Dazu muss man wissen, dass die israelische Regierung zu diesem Zeitpunkt sogar ein Moratorium für den Bau von Wohnungen in Siedlungen in der West Bank verkündet hatte und damit der Forderung des damaligen US-Präsidenten Barack Obamas nachkam, der dies zur Vorbedingung für den Beginn von Friedensverhandlungen gemacht hatte (wovon selbst Abbas überrascht war). Dieses Moratorium galt aber nicht für Jerusalem, denn Jerusalem ist keine Siedlung, sondern Israels Hauptstadt.

Zwölf Jahre später …

Zwölf Jahre später, wir schreiben den 15. März 2022, trifft sich der US-Botschafter in Israel, Thomas Nides, zu einer Zoom-Konferenz mit Mitgliedern von Americans for Peace Now (APN). Zu dieser Organisation ist zu sagen, dass sie die Arbeitsdefinition der International Holocaust Remembrance Alliance (IHRA) für Antisemitismus ablehnt, u. a. deshalb, weil sie der Überzeugung ist, dass es keineswegs antisemitisch sei, Israel mit viel strengeren Maßstäben zu messen als alle anderen Staaten der Welt.
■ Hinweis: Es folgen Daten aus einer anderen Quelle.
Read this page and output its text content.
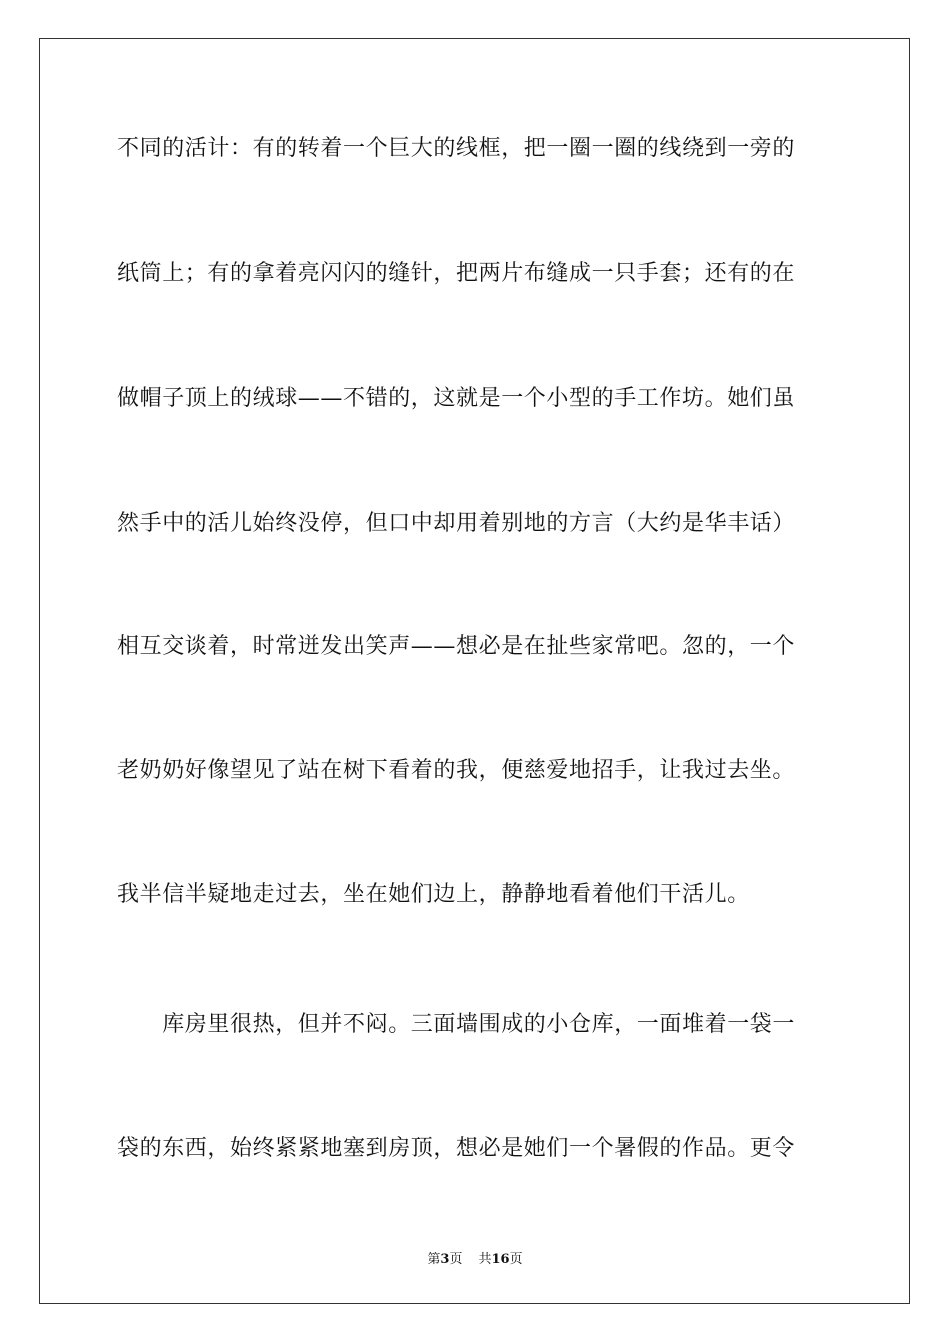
不同的活计：有的转着一个巨大的线框，把一圈一圈的线绕到一旁的
纸筒上；有的拿着亮闪闪的缝针，把两片布缝成一只手套；还有的在
做帽子顶上的绒球——不错的，这就是一个小型的手工作坊。她们虽
然手中的活儿始终没停，但口中却用着别地的方言（大约是华丰话）
相互交谈着，时常迸发出笑声——想必是在扯些家常吧。忽的，一个
老奶奶好像望见了站在树下看着的我，便慈爱地招手，让我过去坐。
我半信半疑地走过去，坐在她们边上，静静地看着他们干活儿。
　　库房里很热，但并不闷。三面墙围成的小仓库，一面堆着一袋一
袋的东西，始终紧紧地塞到房顶，想必是她们一个暑假的作品。更令
第3页 共16页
Auch die Israel-Boykott-Kampagne BDS ist nach Meinung von APN nicht antisemitisch. APN unterstützt zudem die zum Unilever-Konzern gehörende Eiscrememarke Ben & Jerry’s bei ihrem Israel-Boykott. Soviel zu den Positionen von APN. Botschafter Nides sagte im Gespräch mit den APN-Aktivisten:

»Eure Agenda ist, wo mein Herz ist.«

Weiters erklärte er, was ihn daran störe, wenn PA-Präsident Abbas einen großen Teil der Hilfsgelder, die er aus dem Ausland bezieht, dafür verwendet, um Kopfgelder für die Ermordung von Juden auszusetzen. Diese Praxis, bemängelte Nides, gebe – nicht näher bezeichneten – »Hassern« (haters) einen Vorwand, eine Zwei-Staaten-Lösung abzulehnen. Wörtlich sagte er:

»Diese Märtyrerzahlungen, wissen Sie, wir können darüber debattieren und reden, haben eine enorme Menge an Problemen verursacht. Und ich arbeite mit [Verteidigungs-]Minister [Benny] Gantz und dem Premierminister und den Palästinensern zusammen, um herauszufinden, wie man das stoppen kann, weil es Hasser gibt – und es gibt Hasser –, die sagen: ›Wir können das nicht tun [d. h. einen unabhängigen palästinensischen Staat zulassen] weil sie dafür bezahlen, dass Menschen Juden töten.‹«

Also nicht das Aussetzen finanzieller Belohnungen für Mord an Juden ist für den amerikanischen Botschafter in Israel das Problem, sondern die (jüdische) Reaktion, die diese nach sich zieht. Ansonsten hat Nides offenbar nichts an der Palästinensischen Autonomiebehörde und ihrem Anspruch auf einen eigenen Staat auszusetzen und glaubt auch nicht, dass Abbas oder seinen Vorgänger Jassir Arafat irgendeine Schuld daran trifft, dass die Beziehungen zwischen Ramallah und Jerusalem nicht die allerherzlichsten sind.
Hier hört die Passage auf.